The Programs for Children and Families group will be responsible for exactly that — programs that serve kids and families. What we do that touches kids and families directly will be in this (large) group. This includes the fieldwork part of CA plus four collections of programs that reflect our current thinking about how we manage our analytical framework and our interest in building mutually supportive programs. In many cases, much of work these groups do is curate networks of high-quality providers and make sure that all the mechanisms are in place to improve outcomes for kids in significant ways.
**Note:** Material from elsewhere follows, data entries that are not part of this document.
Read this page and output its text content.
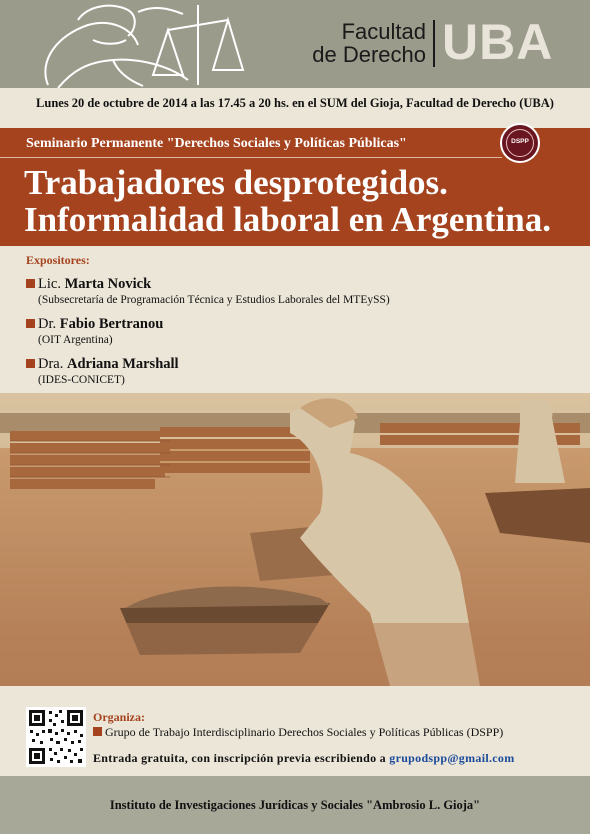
Facultad
de Derecho UBA
Lunes 20 de octubre de 2014 a las 17.45 a 20 hs. en el SUM del Gioja, Facultad de Derecho (UBA)
Seminario Permanente "Derechos Sociales y Políticas Públicas"	DSPP
Trabajadores desprotegidos.
Informalidad laboral en Argentina.
Expositores:
Lic. Marta Novick
(Subsecretaría de Programación Técnica y Estudios Laborales del MTEySS)
Dr. Fabio Bertranou
(OIT Argentina)
Dra. Adriana Marshall
(IDES-CONICET)
Organiza:
Grupo de Trabajo Interdisciplinario Derechos Sociales y Políticas Públicas (DSPP)
Entrada gratuita, con inscripción previa escribiendo a grupodspp@gmail.com
Instituto de Investigaciones Jurídicas y Sociales "Ambrosio L. Gioja"
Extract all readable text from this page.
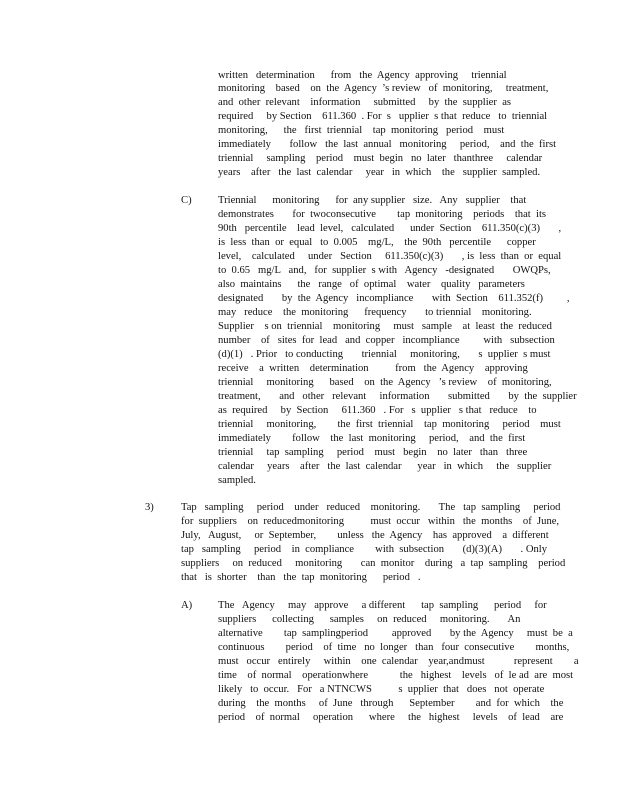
written   determination      from   the  Agency  approving     triennial
monitoring    based    on  the  Agency  ’s review   of  monitoring,     treatment,
and  other  relevant    information     submitted     by  the  supplier  as
required     by Section    611.360  . For  s   upplier  s that  reduce   to  triennial
monitoring,      the   first  triennial    tap  monitoring   period    must
immediately       follow   the  last  annual   monitoring     period,    and  the  first
triennial     sampling    period    must  begin   no  later   thanthree     calendar
years    after   the  last  calendar     year   in  which    the   supplier  sampled.
C) Triennial      monitoring      for  any supplier   size.   Any   supplier    that
demonstrates       for  twoconsecutive        tap  monitoring    periods    that  its
90th   percentile    lead  level,   calculated      under  Section    611.350(c)(3)       ,
is  less  than  or  equal   to  0.005    mg/L,    the  90th   percentile      copper
level,    calculated     under   Section     611.350(c)(3)       , is  less  than  or  equal
to  0.65   mg/L   and,   for  supplier  s with   Agency   -designated       OWQPs,
also  maintains      the   range   of  optimal    water    quality   parameters
designated       by  the  Agency   incompliance       with  Section    611.352(f)         ,
may   reduce    the  monitoring      frequency       to triennial    monitoring.
Supplier    s on  triennial    monitoring     must   sample    at  least  the  reduced
number    of   sites  for  lead   and  copper   incompliance         with   subsection
(d)(1)   . Prior   to conducting       triennial     monitoring,       s  upplier  s must
receive    a  written    determination          from   the  Agency    approving
triennial     monitoring      based    on  the  Agency   ’s review    of  monitoring,
treatment,       and   other   relevant     information       submitted       by  the  supplier
as  required     by  Section     611.360   . For   s  upplier   s that   reduce    to
triennial     monitoring,        the  first  triennial    tap  monitoring     period    must
immediately        follow    the  last  monitoring     period,    and  the  first
triennial     tap  sampling     period    must   begin    no  later   than   three
calendar     years    after   the  last  calendar      year   in  which     the   supplier
sampled.
3)	Tap   sampling     period    under   reduced    monitoring.       The   tap  sampling     period
for  suppliers    on  reducedmonitoring          must  occur   within   the  months    of  June,
July,   August,     or  September,        unless   the  Agency    has  approved    a  different
tap   sampling     period    in  compliance        with  subsection       (d)(3)(A)       . Only
suppliers     on  reduced     monitoring       can  monitor    during   a  tap  sampling    period
that   is  shorter    than   the  tap  monitoring      period   .
A) The   Agency     may   approve     a different      tap  sampling      period     for
suppliers      collecting      samples     on  reduced     monitoring.       An
alternative        tap  samplingperiod         approved       by the  Agency     must  be  a
continuous        period    of  time   no  longer   than   four  consecutive        months,
must   occur   entirely     within    one  calendar    year,andmust           represent        a
time    of  normal    operationwhere            the   highest    levels   of  le ad  are  most
likely   to  occur.   For   a NTNCWS          s  upplier  that   does   not  operate
during    the  months     of  June   through      September        and  for  which    the
period    of  normal     operation      where     the   highest     levels    of  lead    are
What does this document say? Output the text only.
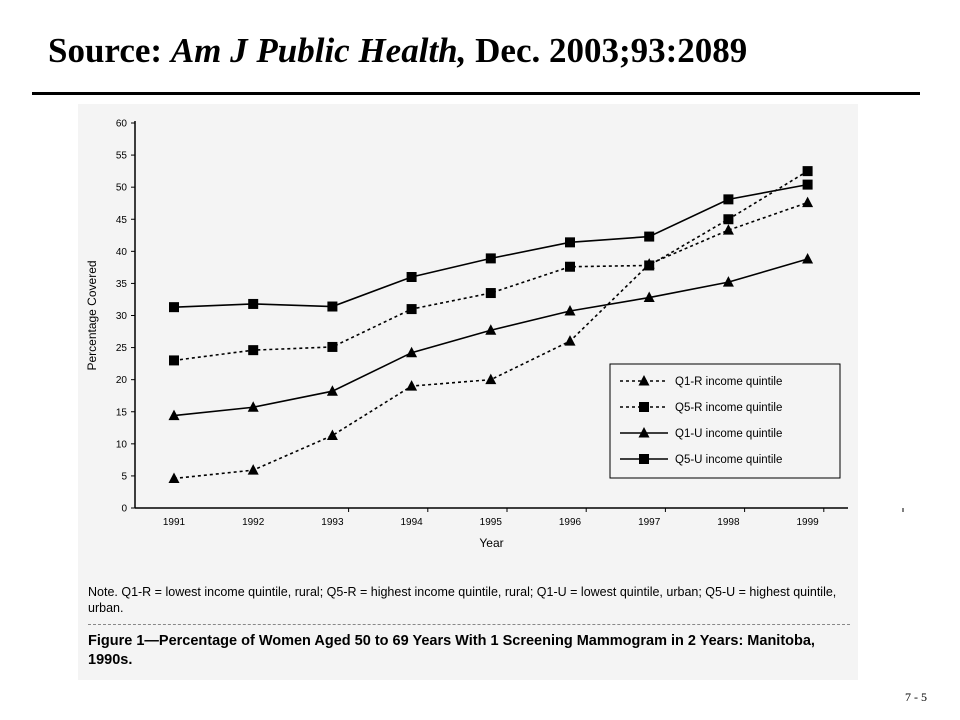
Source: Am J Public Health, Dec. 2003;93:2089
0
5
10
15
20
25
30
35
40
45
50
55
60
1991	1992	1993	1994	1995	1996	1997	1998	1999
Year
Percentage Covered
Q1-R income quintile
Q5-R income quintile
Q1-U income quintile
Q5-U income quintile
Note. Q1-R = lowest income quintile, rural; Q5-R = highest income quintile, rural; Q1-U = lowest quintile, urban; Q5-U = highest quintile, urban.
Figure 1—Percentage of Women Aged 50 to 69 Years With 1 Screening Mammogram in 2 Years: Manitoba, 1990s.
7 - 5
Here are some broad examples, without being all-inclusive at this time.

  • Family support — programs that provide support to families, often of young children, such as home visiting, ESIT, FAR and other evidence-based programs.
  • Early learning — the Working Connections Child Care program, ECEAP, etc.
  • Child and family health and safety services — child care and foster care licensing, child protective services.
  • Out-of-home care — all of the programs that support kids involved in the dependency system, such as foster care, relative care, in-home BRS, congregate care, adoption support, etc.
  • Adolescents — consolidates our expertise in dealing with adolescents, and will likely include Juvenile Rehabilitation, foster care to 21, transition services, etc.

Communications and Outreach will be responsible for all the usual communications of an agency, including managing our extremely complex advisory group system and our legislative activities. I think I counted more than 40 formal and informal advisory groups that need to be managed. (We are likely to pare this down to a more manageable number.)
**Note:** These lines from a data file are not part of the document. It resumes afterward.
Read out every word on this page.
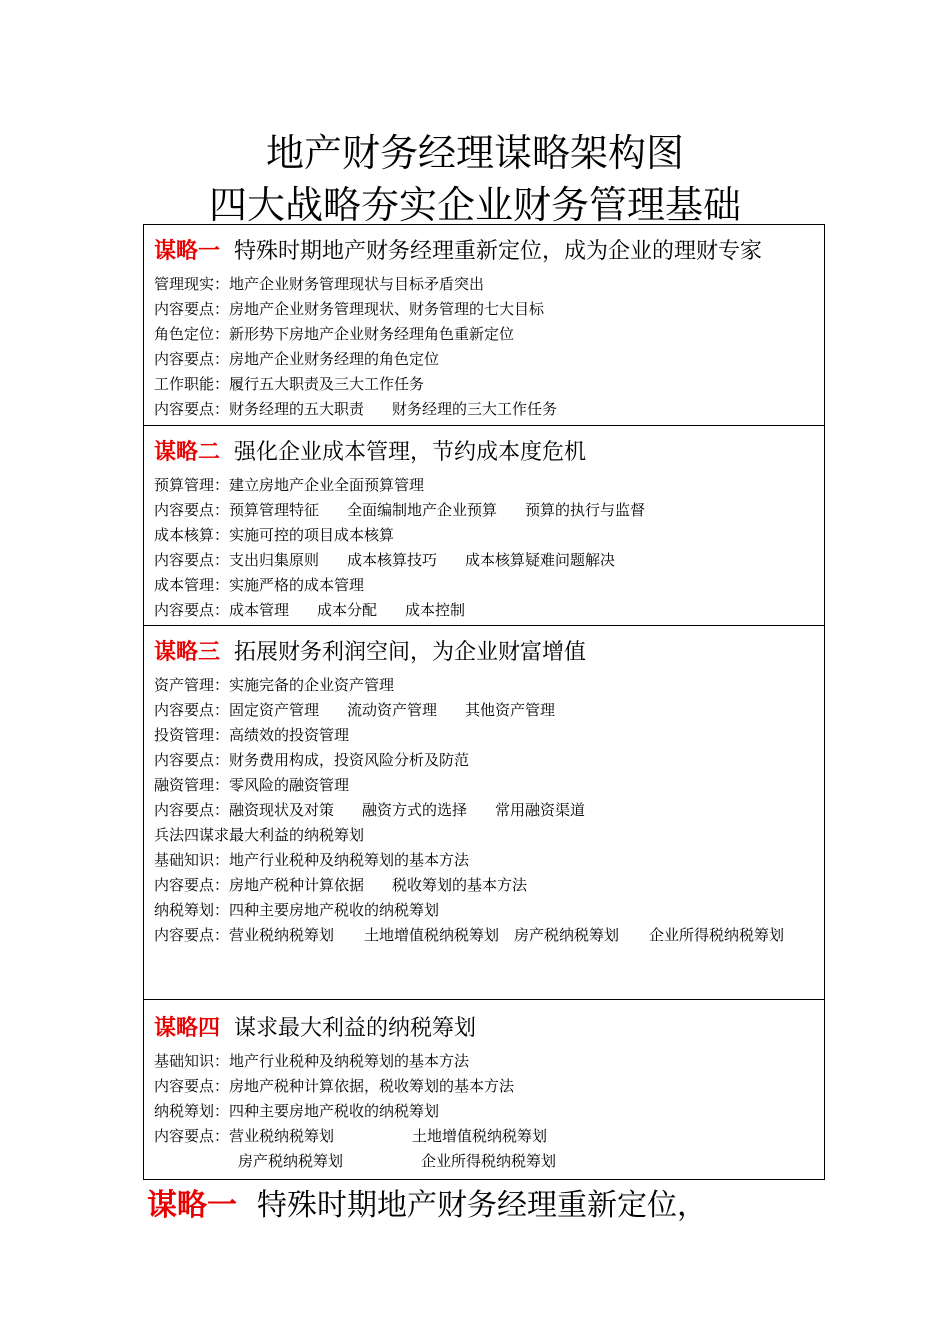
地产财务经理谋略架构图
四大战略夯实企业财务管理基础
谋略一 特殊时期地产财务经理重新定位，成为企业的理财专家
管理现实：地产企业财务管理现状与目标矛盾突出
内容要点：房地产企业财务管理现状、财务管理的七大目标
角色定位：新形势下房地产企业财务经理角色重新定位
内容要点：房地产企业财务经理的角色定位
工作职能：履行五大职责及三大工作任务
内容要点：财务经理的五大职责 财务经理的三大工作任务
谋略二 强化企业成本管理，节约成本度危机
预算管理：建立房地产企业全面预算管理
内容要点：预算管理特征 全面编制地产企业预算 预算的执行与监督
成本核算：实施可控的项目成本核算
内容要点：支出归集原则 成本核算技巧 成本核算疑难问题解决
成本管理：实施严格的成本管理
内容要点：成本管理 成本分配 成本控制
谋略三 拓展财务利润空间，为企业财富增值
资产管理：实施完备的企业资产管理
内容要点：固定资产管理 流动资产管理 其他资产管理
投资管理：高绩效的投资管理
内容要点：财务费用构成，投资风险分析及防范
融资管理：零风险的融资管理
内容要点：融资现状及对策 融资方式的选择 常用融资渠道
兵法四谋求最大利益的纳税筹划
基础知识：地产行业税种及纳税筹划的基本方法
内容要点：房地产税种计算依据 税收筹划的基本方法
纳税筹划：四种主要房地产税收的纳税筹划
内容要点：营业税纳税筹划　　土地增值税纳税筹划　房产税纳税筹划　　企业所得税纳税筹划
谋略四 谋求最大利益的纳税筹划
基础知识：地产行业税种及纳税筹划的基本方法
内容要点：房地产税种计算依据，税收筹划的基本方法
纳税筹划：四种主要房地产税收的纳税筹划
内容要点：营业税纳税筹划	土地增值税纳税筹划
房产税纳税筹划	企业所得税纳税筹划
谋略一 特殊时期地产财务经理重新定位，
Tribal Affairs and Consultation group. Our tribal group will coordinate our work across all our lines of business with our tribal and recognized American Indian organization partners, including support in the field for tribes interacting with us. This is complex, but is not a huge group in the context of the full DCYF structure. Look for more information soon on the details of this group.
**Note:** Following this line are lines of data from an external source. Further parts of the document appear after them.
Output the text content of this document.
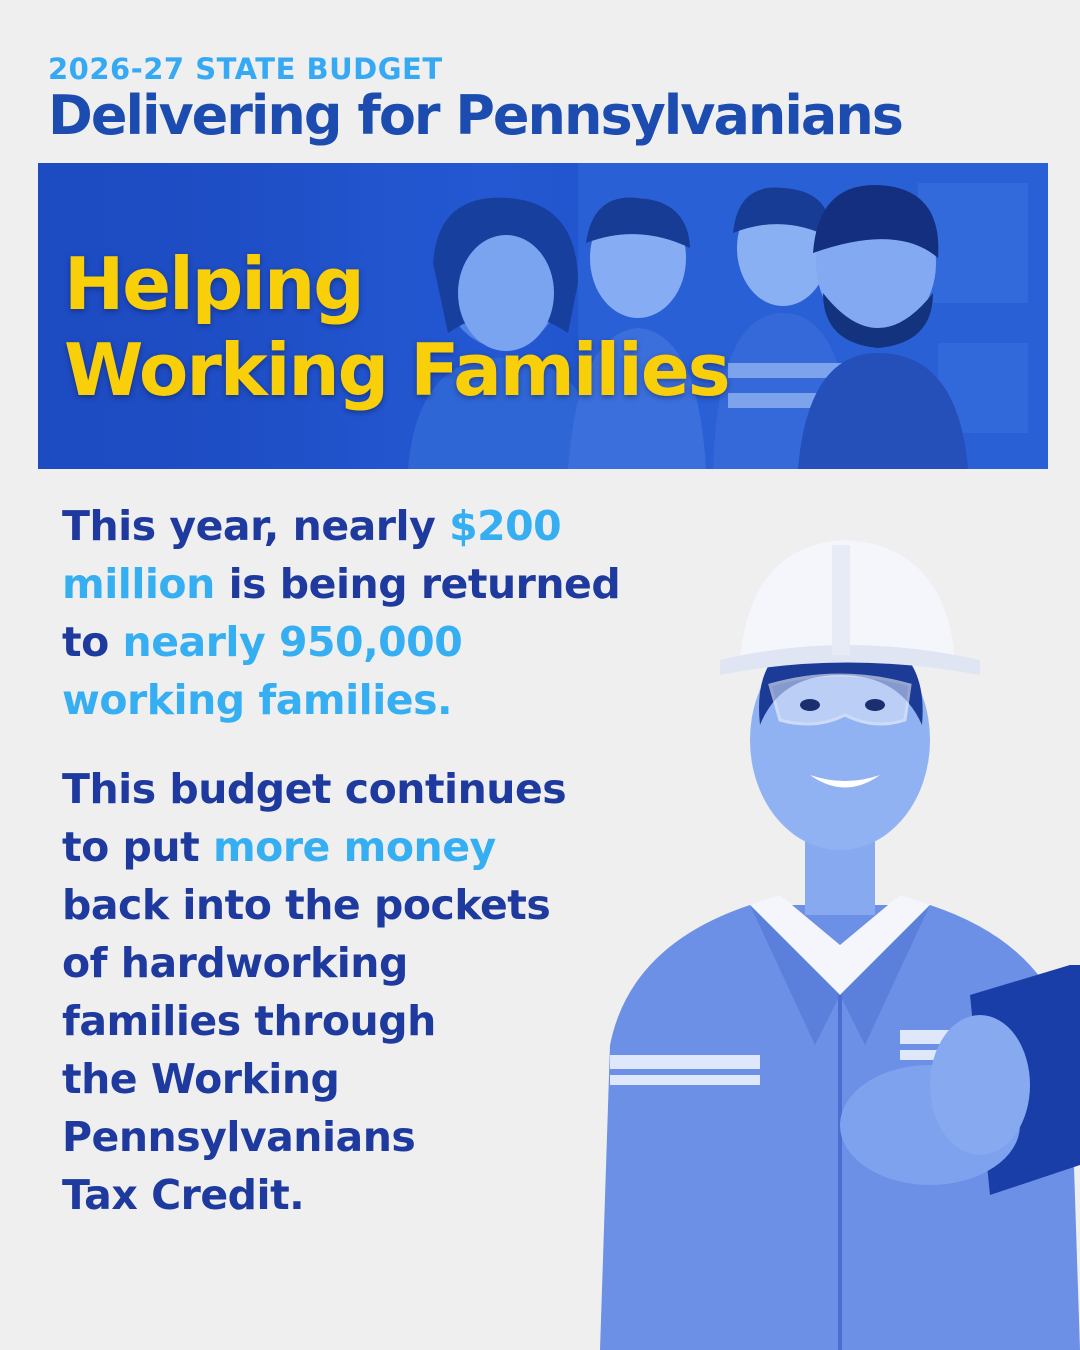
2026-27 STATE BUDGET
Delivering for Pennsylvanians
Helping
Working Families

This year, nearly $200
million is being returned
to nearly 950,000
working families.

This budget continues
to put more money
back into the pockets
of hardworking
families through
the Working
Pennsylvanians
Tax Credit.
In addition to these five groups, we’re looking at some changes in how we coordinate our regional work. With input from staff and stakeholders, the DCYF mission team has recommended that we move all our programs to a six-region structure. For CA and JR, this will be going “back to the future” with the old DSHS regions. The three regions CA uses today are too large to get a feel for local communities and slow down decision making. Every program at DEL has a completely unique regional structure, which makes coordination challenging. We will formally decide this by the end of January as we need to check back with all the groups we got feedback from to make sure this will work. Check out the report on the work that went into this recommendation here.

In each of the regions we’re working on a structure that would allow us to have some “regional coordinator” positions to be responsible for the complete array of services for children in that region, making sure there aren’t missing parts, connecting them to each other and getting the balance right for that region. We’ll push some resource decision making out to the regions so we can customize the mix appropriately: Walla Walla is not the same as West Seattle.

Meeting with staff in Port Angeles

Meeting with staff in Port Angeles.

We still have lots of work to do on this, including incorporating your feedback. By the end of January, we’ll have mapped our existing org charts to this new model and solved many problems that a new structure creates. We also need to work out the timing issues with the JR move. We’re including it in this level of planning but are going to need to think about the timing of moves carefully. We’re making sure to hold positions open for people in JR, and will do some complicated gyrations in the meantime to make this possible if we have to. We’re committed to giving everyone meaningful work that uses their skills and contributes to improving outcomes for kids.

This is a brief overview of our current thinking about how we organize ourselves to get the work of improving child well-being done. You’ll hear more from me over the next several weeks on this and a host of other issues.